チベット騒乱後、米政府高官がダライ・ラマと会談するのは初めて。米政府の求めで実現。ドブリアンスキー氏は中国にダライ・ラマとの対話に応じるよう呼びかけた。
ドブリアンスキー氏は、ダライ・ラマが滞在していたミシガン大にわざわざ出向いた。中国の要人との会談では常にチベット問題を取り上げるというブッシュ大統領の強い意向が働いたと見られる。

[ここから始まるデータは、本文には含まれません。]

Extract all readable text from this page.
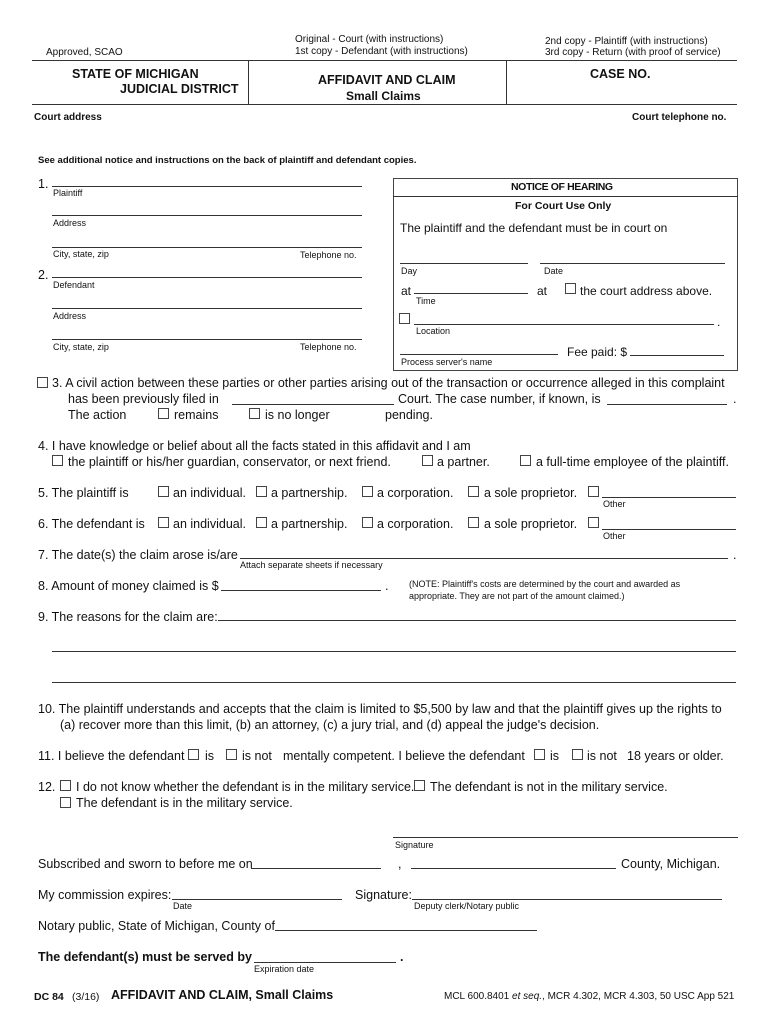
Approved, SCAO
Original - Court (with instructions)
1st copy - Defendant (with instructions)
2nd copy - Plaintiff (with instructions)
3rd copy - Return (with proof of service)
STATE OF MICHIGAN
JUDICIAL DISTRICT
AFFIDAVIT AND CLAIM
Small Claims
CASE NO.
Court address	Court telephone no.
See additional notice and instructions on the back of plaintiff and defendant copies.
1.
Plaintiff
Address
City, state, zip	Telephone no.
2.
Defendant
Address
City, state, zip	Telephone no.
NOTICE OF HEARING
For Court Use Only
The plaintiff and the defendant must be in court on
Day	Date
at
Time
at	the court address above.
Location
.
Process server's name
Fee paid: $
3. A civil action between these parties or other parties arising out of the transaction or occurrence alleged in this complaint
has been previously filed in	Court. The case number, if known, is	.
The action	remains	is no longer	pending.
4. I have knowledge or belief about all the facts stated in this affidavit and I am
the plaintiff or his/her guardian, conservator, or next friend.	a partner.	a full-time employee of the plaintiff.
5. The plaintiff is	an individual. a partnership. a corporation. a sole proprietor.
Other
6. The defendant is an individual. a partnership. a corporation. a sole proprietor.
Other
7. The date(s) the claim arose is/are
Attach separate sheets if necessary
.
8. Amount of money claimed is $	. (NOTE: Plaintiff's costs are determined by the court and awarded as
appropriate. They are not part of the amount claimed.)
9. The reasons for the claim are:
10. The plaintiff understands and accepts that the claim is limited to $5,500 by law and that the plaintiff gives up the rights to
(a) recover more than this limit, (b) an attorney, (c) a jury trial, and (d) appeal the judge's decision.
11. I believe the defendant is is not mentally competent. I believe the defendant is is not 18 years or older.
12. I do not know whether the defendant is in the military service. The defendant is not in the military service.
The defendant is in the military service.
Signature
Subscribed and sworn to before me on	,	County, Michigan.
My commission expires:
Date
Signature:
Deputy clerk/Notary public
Notary public, State of Michigan, County of
The defendant(s) must be served by	.
Expiration date
DC 84 (3/16) AFFIDAVIT AND CLAIM, Small Claims	MCL 600.8401 et seq., MCR 4.302, MCR 4.303, 50 USC App 521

ドブリアンスキー氏はこの日、ワシントン・ポストへの寄稿で、チベット騒乱の根源には「チベット人の宗教や文化などの自由に対する中国の長期的な抑圧がある」と分析。中国政府がダライ・ラマに対して繰り返す激しい批判は「緊張をあおるだけだ」と反対を鮮明にした。
一方で、ブッシュ大統領は北京五輪の開会式欠席を打ち出した欧州の一部首脳に比べて抑制的な対応を取る。米国でも議会などで開会式欠席を求める声があるが、ハドリー大統領補佐官(国家安全保障担当)は「静かな外交」を通じて中国に働きかけることが大事だとして、開会式欠席を「逃避」と非難する。
背景には、中国との正面対決は避けたいとの思いがある。北朝鮮核問題などで米中が歩調を合わせる局面が増え、ヒル米国務次官補(東アジア太平洋担当)は「米中関係は世界で最も重要な二国間関係だ。長期的には中国との良好な実務関係が必要との認識で、中国での出来事に注意を払っている」と語る。